Probing the N(5)-H bond of the isoalloxazine moiety of flavin radicals by X- and W-band pulsed electron-nuclear double resonance.

An X- (9.7 GHz and W-band (94 GHz) pulsed electron-nuclear double resonance (ENDOR) study of the flavin cofactor of Escherichia coli DNA photolyase in its neutral radical form is presented. Through proton and deuteron ENDOR measurements at T = 80 K, we detect and characterize the full anisotropy of the hyperfine coupling (hfc) tensor of the proton or deuteron bound to N(5) of the isoalloxazine ring. Scaling of the anisotropic proton hfc components by multiplication with the quotient of the magnetogyric ratio of a deuteron and a proton, chiD/chiH, reveals subtle differences compared to the respective deuteron couplings obtained by 95-GHz deuterium ENDOR spectroscopy on an H-->D buffer-exchanged sample.
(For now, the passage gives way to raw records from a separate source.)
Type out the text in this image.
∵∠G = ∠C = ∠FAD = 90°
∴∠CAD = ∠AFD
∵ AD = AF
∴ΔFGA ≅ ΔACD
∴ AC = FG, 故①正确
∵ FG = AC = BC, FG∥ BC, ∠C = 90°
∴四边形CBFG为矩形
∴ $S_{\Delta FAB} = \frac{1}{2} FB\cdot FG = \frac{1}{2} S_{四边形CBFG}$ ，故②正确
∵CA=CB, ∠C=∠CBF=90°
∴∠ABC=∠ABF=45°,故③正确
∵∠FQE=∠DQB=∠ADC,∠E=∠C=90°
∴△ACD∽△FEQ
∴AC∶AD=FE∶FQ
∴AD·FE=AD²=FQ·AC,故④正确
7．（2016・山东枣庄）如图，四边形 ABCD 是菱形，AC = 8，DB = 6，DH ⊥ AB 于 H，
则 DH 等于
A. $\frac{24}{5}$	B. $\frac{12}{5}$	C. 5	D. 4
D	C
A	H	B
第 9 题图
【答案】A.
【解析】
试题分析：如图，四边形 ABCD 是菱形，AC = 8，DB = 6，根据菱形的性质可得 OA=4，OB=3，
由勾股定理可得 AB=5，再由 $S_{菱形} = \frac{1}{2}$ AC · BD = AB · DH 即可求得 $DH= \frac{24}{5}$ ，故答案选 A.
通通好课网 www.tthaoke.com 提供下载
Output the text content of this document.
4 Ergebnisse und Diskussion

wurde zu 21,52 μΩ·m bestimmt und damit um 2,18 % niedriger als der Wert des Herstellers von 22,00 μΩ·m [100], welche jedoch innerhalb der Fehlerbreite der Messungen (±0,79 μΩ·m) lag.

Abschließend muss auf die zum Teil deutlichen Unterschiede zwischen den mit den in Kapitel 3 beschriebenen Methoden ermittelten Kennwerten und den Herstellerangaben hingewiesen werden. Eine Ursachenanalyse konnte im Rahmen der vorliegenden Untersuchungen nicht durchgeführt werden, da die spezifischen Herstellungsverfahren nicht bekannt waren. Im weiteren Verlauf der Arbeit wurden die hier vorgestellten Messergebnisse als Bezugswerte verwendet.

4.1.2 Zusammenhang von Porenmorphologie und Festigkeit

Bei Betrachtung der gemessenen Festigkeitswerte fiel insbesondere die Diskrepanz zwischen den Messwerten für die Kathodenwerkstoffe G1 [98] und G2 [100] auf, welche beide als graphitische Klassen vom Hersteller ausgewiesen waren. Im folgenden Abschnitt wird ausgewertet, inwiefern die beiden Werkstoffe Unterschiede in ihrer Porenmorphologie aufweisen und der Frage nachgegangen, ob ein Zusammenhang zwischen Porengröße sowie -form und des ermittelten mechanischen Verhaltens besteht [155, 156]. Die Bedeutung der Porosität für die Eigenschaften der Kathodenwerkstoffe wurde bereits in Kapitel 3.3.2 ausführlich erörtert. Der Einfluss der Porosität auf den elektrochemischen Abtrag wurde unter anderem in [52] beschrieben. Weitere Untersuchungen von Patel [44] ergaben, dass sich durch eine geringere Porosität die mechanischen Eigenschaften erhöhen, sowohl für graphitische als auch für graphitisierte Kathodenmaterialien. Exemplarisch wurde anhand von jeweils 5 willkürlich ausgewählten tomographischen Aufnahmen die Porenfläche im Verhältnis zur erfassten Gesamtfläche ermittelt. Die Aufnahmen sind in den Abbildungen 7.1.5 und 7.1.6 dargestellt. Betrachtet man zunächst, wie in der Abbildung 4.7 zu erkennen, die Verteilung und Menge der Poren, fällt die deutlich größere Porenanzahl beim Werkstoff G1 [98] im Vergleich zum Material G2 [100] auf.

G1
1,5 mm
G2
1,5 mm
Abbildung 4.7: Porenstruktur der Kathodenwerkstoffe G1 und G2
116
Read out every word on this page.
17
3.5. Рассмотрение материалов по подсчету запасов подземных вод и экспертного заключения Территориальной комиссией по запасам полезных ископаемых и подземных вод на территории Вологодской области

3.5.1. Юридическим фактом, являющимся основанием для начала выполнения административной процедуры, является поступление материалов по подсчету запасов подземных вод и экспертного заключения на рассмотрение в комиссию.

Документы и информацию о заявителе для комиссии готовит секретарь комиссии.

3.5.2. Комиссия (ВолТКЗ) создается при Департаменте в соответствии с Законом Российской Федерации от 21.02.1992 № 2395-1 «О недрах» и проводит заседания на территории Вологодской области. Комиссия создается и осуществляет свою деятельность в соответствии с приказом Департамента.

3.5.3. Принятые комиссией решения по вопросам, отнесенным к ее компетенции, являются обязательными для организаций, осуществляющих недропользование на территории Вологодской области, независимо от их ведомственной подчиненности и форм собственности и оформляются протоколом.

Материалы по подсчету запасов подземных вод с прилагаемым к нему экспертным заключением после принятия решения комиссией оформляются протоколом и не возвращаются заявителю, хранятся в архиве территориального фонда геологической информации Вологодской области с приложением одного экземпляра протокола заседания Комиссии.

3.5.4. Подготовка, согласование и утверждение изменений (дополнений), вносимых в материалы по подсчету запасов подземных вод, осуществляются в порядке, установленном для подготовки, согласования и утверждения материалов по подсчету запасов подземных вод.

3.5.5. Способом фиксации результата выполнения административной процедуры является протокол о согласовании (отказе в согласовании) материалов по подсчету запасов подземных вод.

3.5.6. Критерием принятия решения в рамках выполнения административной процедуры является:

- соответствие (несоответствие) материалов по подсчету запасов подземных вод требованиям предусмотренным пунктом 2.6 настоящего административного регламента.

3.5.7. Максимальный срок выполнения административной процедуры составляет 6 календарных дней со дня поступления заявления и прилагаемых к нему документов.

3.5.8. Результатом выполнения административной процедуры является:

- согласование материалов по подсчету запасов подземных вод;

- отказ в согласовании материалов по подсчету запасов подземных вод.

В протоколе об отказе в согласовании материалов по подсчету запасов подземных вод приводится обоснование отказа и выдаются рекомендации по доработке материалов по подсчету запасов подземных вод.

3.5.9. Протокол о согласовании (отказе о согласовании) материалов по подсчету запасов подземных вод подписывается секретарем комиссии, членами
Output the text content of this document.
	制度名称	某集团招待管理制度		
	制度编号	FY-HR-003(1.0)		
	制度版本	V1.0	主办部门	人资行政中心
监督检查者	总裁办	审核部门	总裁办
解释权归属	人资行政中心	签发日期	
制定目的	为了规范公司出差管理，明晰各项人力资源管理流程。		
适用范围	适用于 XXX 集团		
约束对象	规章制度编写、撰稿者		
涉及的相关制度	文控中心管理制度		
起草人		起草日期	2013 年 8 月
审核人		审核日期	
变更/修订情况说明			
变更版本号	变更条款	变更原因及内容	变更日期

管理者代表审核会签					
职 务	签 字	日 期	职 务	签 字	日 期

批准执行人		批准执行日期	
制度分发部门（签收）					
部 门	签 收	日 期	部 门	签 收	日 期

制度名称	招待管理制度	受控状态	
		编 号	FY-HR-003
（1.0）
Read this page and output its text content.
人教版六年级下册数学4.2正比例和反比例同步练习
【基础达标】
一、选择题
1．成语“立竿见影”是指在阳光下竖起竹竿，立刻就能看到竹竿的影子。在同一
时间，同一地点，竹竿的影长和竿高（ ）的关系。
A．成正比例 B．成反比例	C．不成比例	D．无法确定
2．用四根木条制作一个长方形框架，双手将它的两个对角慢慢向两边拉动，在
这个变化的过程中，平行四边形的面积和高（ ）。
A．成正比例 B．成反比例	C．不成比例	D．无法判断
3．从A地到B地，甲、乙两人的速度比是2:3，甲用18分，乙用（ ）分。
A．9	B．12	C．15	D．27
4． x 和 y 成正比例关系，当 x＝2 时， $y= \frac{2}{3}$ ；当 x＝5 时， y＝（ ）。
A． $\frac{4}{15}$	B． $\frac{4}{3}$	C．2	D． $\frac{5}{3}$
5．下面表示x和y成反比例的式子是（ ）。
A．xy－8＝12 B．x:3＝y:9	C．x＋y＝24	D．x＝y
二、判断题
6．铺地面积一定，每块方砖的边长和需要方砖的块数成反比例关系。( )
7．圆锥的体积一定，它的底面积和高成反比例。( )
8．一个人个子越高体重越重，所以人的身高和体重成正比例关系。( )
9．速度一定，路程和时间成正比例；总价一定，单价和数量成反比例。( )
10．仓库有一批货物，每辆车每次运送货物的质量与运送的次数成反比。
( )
These differences can be attributed to the different lengths of N(5)-H and N(5)-D bonds arising from the different masses of protons and deuterons. From the R(-3) dependence of the dipolar hyperfine splitting, we estimated that the N(5)-D bond is about 2.5% shorter than the respective N(5)-H bond. That such subtle bond-length differences can be resolved by pulsed ENDOR spectroscopy suggests that this method may be favorably used to probe the geometry of hydrogen bonds between the H(5) of the paramagnetic flavin and the protein backbone. Such information is only obtained with difficulty by other types of spectroscopy.